According to the Dallas Business Journal, an Austin-based firm identified in that report has closed on the 16-acre parcel, buying it from No Bad Days LLC. The outlet reports the land will be the buyer’s first multifamily development in the DFW area, and that the sale price is not being disclosed.

Property and seller

County planning documents label the land as part of a replat called “No Bad Days East” and list No Bad Days LLC, the Ray Johnston holding company, as the owner, along with notes about required sewer easements and access from FM 982. Marketing materials for nearby No Bad Days Village peg the broader site at 5251 FM 982 and list Johnston as the property contact, signaling that the area has been positioned for residential and mixed-use buyers.
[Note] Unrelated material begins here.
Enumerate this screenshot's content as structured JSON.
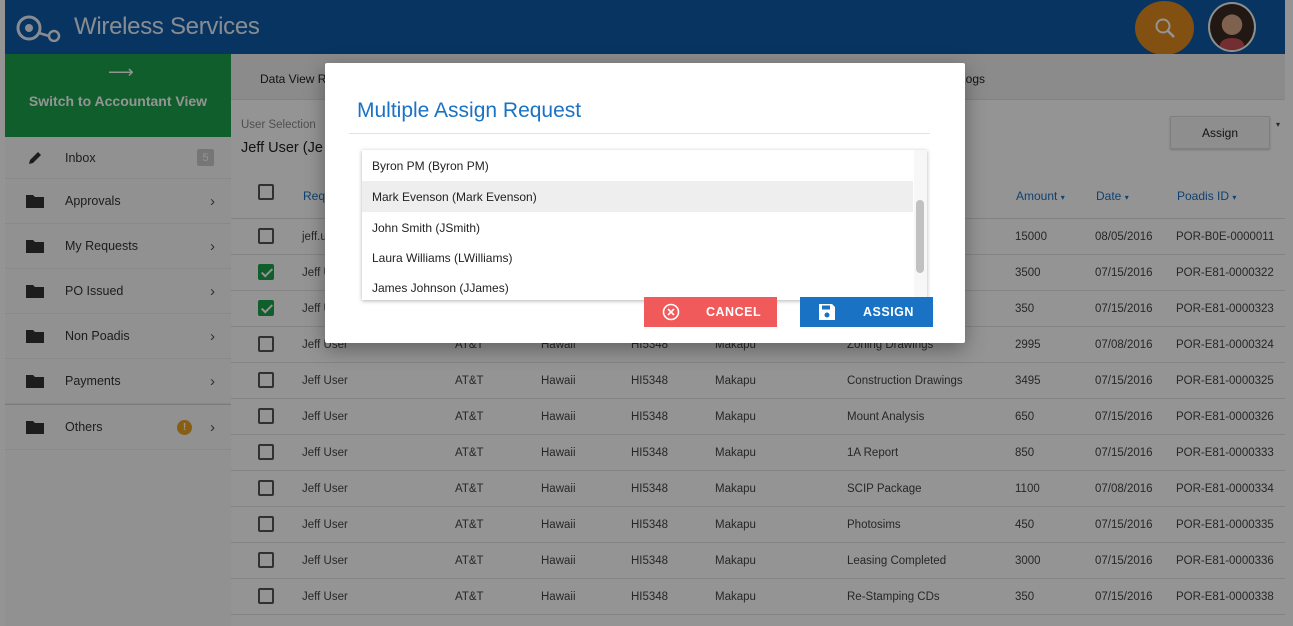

Collin County records outline the replat details, while Reserve Capital Partners has marketed the surrounding village site.

Where this fits in Princeton's growth

Johnston has been carving up the larger tract in recent years, selling pieces to homebuilders and other developers and helping pull bigger-name players into the corridor. Those earlier deals, and the rising land prices that followed, helped push multifamily developers to start scouting just beyond Princeton’s city limits, where unincorporated county parcels still offer scale. Prior coverage of major land sales and the city’s rapid expansion highlights why this stretch has become a magnet for investment, as reported by The Real Deal.

Why this matters

The acquisition marks another Austin group pushing into North Texas just as the suburban rental market keeps heating up, potentially adding new apartment choices for workers commuting into the region. The Austin firm named in local coverage, Journeyman Group, has built a track record of affordable and tax credit projects in its home city. Its Princeton-area move would be its first build in DFW, according to that reporting. The City of Austin housing records lay out the company’s Austin work, while the Dallas Business Journal details the new-market push.

So far, no permits, entitlements or construction timelines have surfaced in county filings. The existing replat and utility notes show that easements and sewer connections are among the hurdles the developer will need to clear before any dirt starts moving. We will be watching Collin County permit records and local filings for the first formal site plan and a construction schedule, which will tell residents when those 16 acres of pasture officially turn into apartments.